FIGURE 4:

Accumulation of tagged proteins in ypt1-1 mutant cells is not due to an endosome-to-Golgi recycling defect. (A, B) GFP-Snc1-PEM, which cannot be internalized, accumulates in the ER in ypt1-1 mutant cells. Wild-type and ypt1-1 mutant cells expressing Hmg1-mCherry (A) or Sec61-mCherry (B) from their endogenous loci and GFP-Snc1-PEM from a 2 μ plasmid were visualized by live-cell fluorescence microscopy. left to right: DIC, GFP, mCherry, merge, percentage of cells with intracellular GFP-Snc1-PEM (N, number of cells visualized), and percentage colocalization (percentage of cells in which intracellular GFP-Snc1-PEM colocalizes with Hmg1 or Sec61).
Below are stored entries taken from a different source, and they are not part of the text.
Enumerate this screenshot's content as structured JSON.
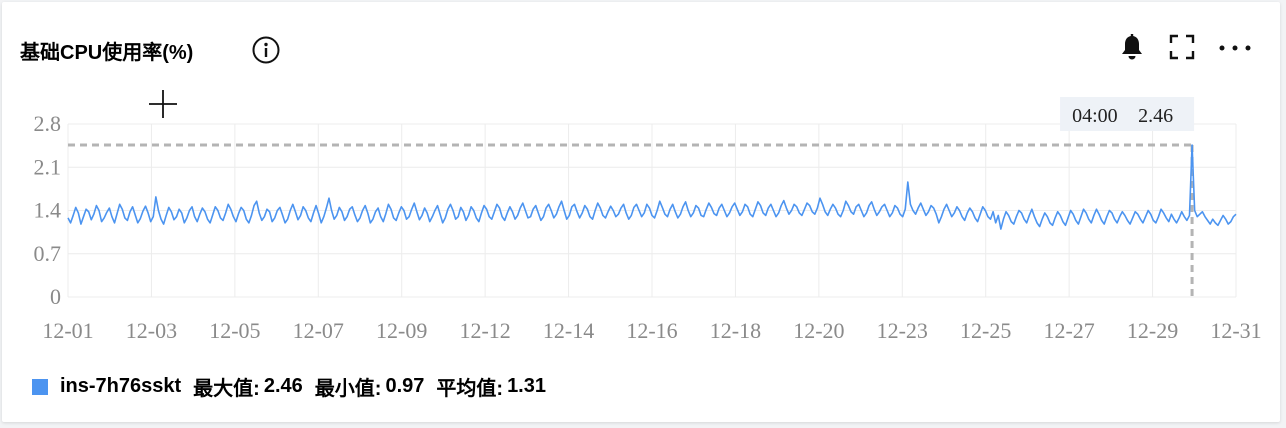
{
  "title": "基础CPU使用率(%)",
  "icons": [
    "info-icon",
    "bell-icon",
    "fullscreen-icon",
    "more-icon",
    "crosshair-icon"
  ],
  "colors": {
    "series": "#4c94f0",
    "grid": "#ececec",
    "reference": "#b4b4b4",
    "axis_text": "#8a8a8a"
  },
  "tooltip": {
    "time": "04:00",
    "value": "2.46"
  },
  "legend": {
    "series_name": "ins-7h76sskt",
    "max_label": "最大值:",
    "max_value": "2.46",
    "min_label": "最小值:",
    "min_value": "0.97",
    "avg_label": "平均值:",
    "avg_value": "1.31"
  },
  "chart_data": {
    "type": "line",
    "title": "基础CPU使用率(%)",
    "xlabel": "",
    "ylabel": "",
    "y_ticks": [
      "2.8",
      "2.1",
      "1.4",
      "0.7",
      "0"
    ],
    "ylim": [
      0,
      2.8
    ],
    "x_ticks": [
      "12-01",
      "12-03",
      "12-05",
      "12-07",
      "12-09",
      "12-12",
      "12-14",
      "12-16",
      "12-18",
      "12-20",
      "12-23",
      "12-25",
      "12-27",
      "12-29",
      "12-31"
    ],
    "grid": true,
    "legend_position": "bottom-left",
    "max_reference": 2.46,
    "highlight": {
      "x": "12-30 04:00",
      "y": 2.46
    },
    "series": [
      {
        "name": "ins-7h76sskt",
        "values": [
          1.28,
          1.2,
          1.32,
          1.45,
          1.36,
          1.18,
          1.3,
          1.42,
          1.38,
          1.25,
          1.34,
          1.48,
          1.4,
          1.22,
          1.28,
          1.37,
          1.44,
          1.3,
          1.2,
          1.35,
          1.5,
          1.42,
          1.28,
          1.24,
          1.38,
          1.46,
          1.33,
          1.2,
          1.27,
          1.39,
          1.47,
          1.36,
          1.22,
          1.3,
          1.62,
          1.4,
          1.26,
          1.18,
          1.32,
          1.45,
          1.38,
          1.25,
          1.3,
          1.42,
          1.36,
          1.2,
          1.28,
          1.4,
          1.46,
          1.3,
          1.22,
          1.34,
          1.44,
          1.38,
          1.26,
          1.2,
          1.33,
          1.46,
          1.4,
          1.28,
          1.24,
          1.36,
          1.5,
          1.42,
          1.3,
          1.22,
          1.35,
          1.45,
          1.4,
          1.26,
          1.2,
          1.32,
          1.48,
          1.55,
          1.36,
          1.24,
          1.3,
          1.42,
          1.38,
          1.22,
          1.28,
          1.4,
          1.45,
          1.33,
          1.2,
          1.26,
          1.4,
          1.5,
          1.38,
          1.25,
          1.32,
          1.46,
          1.4,
          1.28,
          1.22,
          1.36,
          1.48,
          1.35,
          1.2,
          1.3,
          1.44,
          1.6,
          1.4,
          1.26,
          1.32,
          1.45,
          1.38,
          1.24,
          1.3,
          1.42,
          1.46,
          1.33,
          1.22,
          1.28,
          1.4,
          1.48,
          1.36,
          1.2,
          1.26,
          1.38,
          1.44,
          1.3,
          1.22,
          1.35,
          1.5,
          1.42,
          1.28,
          1.24,
          1.36,
          1.46,
          1.4,
          1.26,
          1.3,
          1.42,
          1.52,
          1.38,
          1.25,
          1.32,
          1.44,
          1.36,
          1.22,
          1.3,
          1.4,
          1.48,
          1.34,
          1.2,
          1.28,
          1.42,
          1.5,
          1.4,
          1.26,
          1.3,
          1.45,
          1.38,
          1.24,
          1.32,
          1.46,
          1.4,
          1.28,
          1.22,
          1.36,
          1.48,
          1.42,
          1.3,
          1.26,
          1.38,
          1.5,
          1.44,
          1.3,
          1.24,
          1.36,
          1.46,
          1.38,
          1.26,
          1.32,
          1.44,
          1.52,
          1.4,
          1.28,
          1.3,
          1.42,
          1.48,
          1.36,
          1.24,
          1.3,
          1.44,
          1.5,
          1.4,
          1.28,
          1.34,
          1.46,
          1.55,
          1.4,
          1.26,
          1.32,
          1.46,
          1.5,
          1.38,
          1.28,
          1.36,
          1.48,
          1.42,
          1.3,
          1.26,
          1.4,
          1.52,
          1.44,
          1.32,
          1.28,
          1.38,
          1.47,
          1.4,
          1.3,
          1.34,
          1.44,
          1.5,
          1.36,
          1.26,
          1.32,
          1.45,
          1.5,
          1.4,
          1.3,
          1.36,
          1.5,
          1.44,
          1.32,
          1.28,
          1.4,
          1.55,
          1.45,
          1.34,
          1.3,
          1.42,
          1.5,
          1.38,
          1.28,
          1.34,
          1.46,
          1.54,
          1.4,
          1.3,
          1.36,
          1.48,
          1.44,
          1.32,
          1.3,
          1.42,
          1.52,
          1.45,
          1.35,
          1.32,
          1.44,
          1.5,
          1.4,
          1.3,
          1.36,
          1.46,
          1.52,
          1.42,
          1.32,
          1.38,
          1.5,
          1.46,
          1.34,
          1.3,
          1.42,
          1.54,
          1.48,
          1.36,
          1.32,
          1.44,
          1.5,
          1.4,
          1.3,
          1.36,
          1.48,
          1.56,
          1.44,
          1.34,
          1.4,
          1.5,
          1.46,
          1.36,
          1.32,
          1.42,
          1.52,
          1.48,
          1.38,
          1.34,
          1.44,
          1.6,
          1.5,
          1.38,
          1.32,
          1.42,
          1.5,
          1.44,
          1.34,
          1.3,
          1.4,
          1.55,
          1.48,
          1.38,
          1.34,
          1.46,
          1.5,
          1.4,
          1.3,
          1.36,
          1.48,
          1.54,
          1.42,
          1.32,
          1.38,
          1.46,
          1.5,
          1.4,
          1.3,
          1.36,
          1.48,
          1.44,
          1.34,
          1.3,
          1.42,
          1.86,
          1.5,
          1.4,
          1.34,
          1.44,
          1.52,
          1.42,
          1.32,
          1.38,
          1.48,
          1.44,
          1.34,
          1.2,
          1.3,
          1.42,
          1.5,
          1.4,
          1.3,
          1.36,
          1.46,
          1.4,
          1.3,
          1.24,
          1.36,
          1.44,
          1.38,
          1.28,
          1.22,
          1.34,
          1.46,
          1.4,
          1.3,
          1.26,
          1.38,
          1.2,
          1.32,
          1.1,
          1.26,
          1.38,
          1.32,
          1.22,
          1.18,
          1.3,
          1.4,
          1.36,
          1.26,
          1.2,
          1.32,
          1.42,
          1.3,
          1.2,
          1.14,
          1.26,
          1.36,
          1.3,
          1.2,
          1.16,
          1.28,
          1.38,
          1.32,
          1.22,
          1.16,
          1.28,
          1.4,
          1.34,
          1.24,
          1.18,
          1.3,
          1.42,
          1.36,
          1.26,
          1.2,
          1.32,
          1.42,
          1.34,
          1.24,
          1.18,
          1.3,
          1.4,
          1.36,
          1.26,
          1.2,
          1.3,
          1.38,
          1.32,
          1.24,
          1.18,
          1.28,
          1.38,
          1.34,
          1.26,
          1.2,
          1.3,
          1.4,
          1.34,
          1.24,
          1.2,
          1.3,
          1.42,
          1.36,
          1.28,
          1.22,
          1.34,
          1.26,
          1.2,
          1.28,
          1.38,
          1.3,
          1.24,
          1.32,
          2.46,
          1.4,
          1.3,
          1.34,
          1.38,
          1.3,
          1.24,
          1.18,
          1.26,
          1.2,
          1.16,
          1.24,
          1.32,
          1.26,
          1.18,
          1.22,
          1.3,
          1.34
        ]
      }
    ]
  }
}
In wild-type cells all the GFP-Snc1-PEM is on the PM and does not colocalize with the Hmg1 or Sec61 rings. In ypt1-1 mutant cells, intracellular GFP-Snc1-PEM accumulates in ∼70% of the cells and completely colocalizes with Hmg1 and Sec61. (C, D) Endosome-to-Golgi recycling is not defective in ypt1-1 mutant cells. Endogenous Kex2-YFP was expressed in wild-type and ypt1-1 and ypt31∆/32ts mutant cells. Cells were visualized by live-cell fluorescence microscopy (C). Left to right, DIC, YFP, and percentage of cells with GFP puncta (N, number of cells visualized). Lysates from wild-type and ypt1-1 and ypt31∆/32ts mutant cells expressing Kex2-YFP were subjected to immunoblot analysis using anti-GFP antibodies (D). Bands were quantified, and the ratio of Kex2 over the loading control is shown; ±, SD. In wild-type and ypt1-1 mutant cells, the level of Kex2-YFP is similar, and Kex2-YFP puncta were observed. In contrast, in ypt31∆/32ts mutant cells, which are defective in endosome-to-Golgi transport, the level of Kex2-YFP is significantly lower, and almost no Kex2-YFP puncta were seen. Bar, 5 μm. Results represent at least two independent experiments.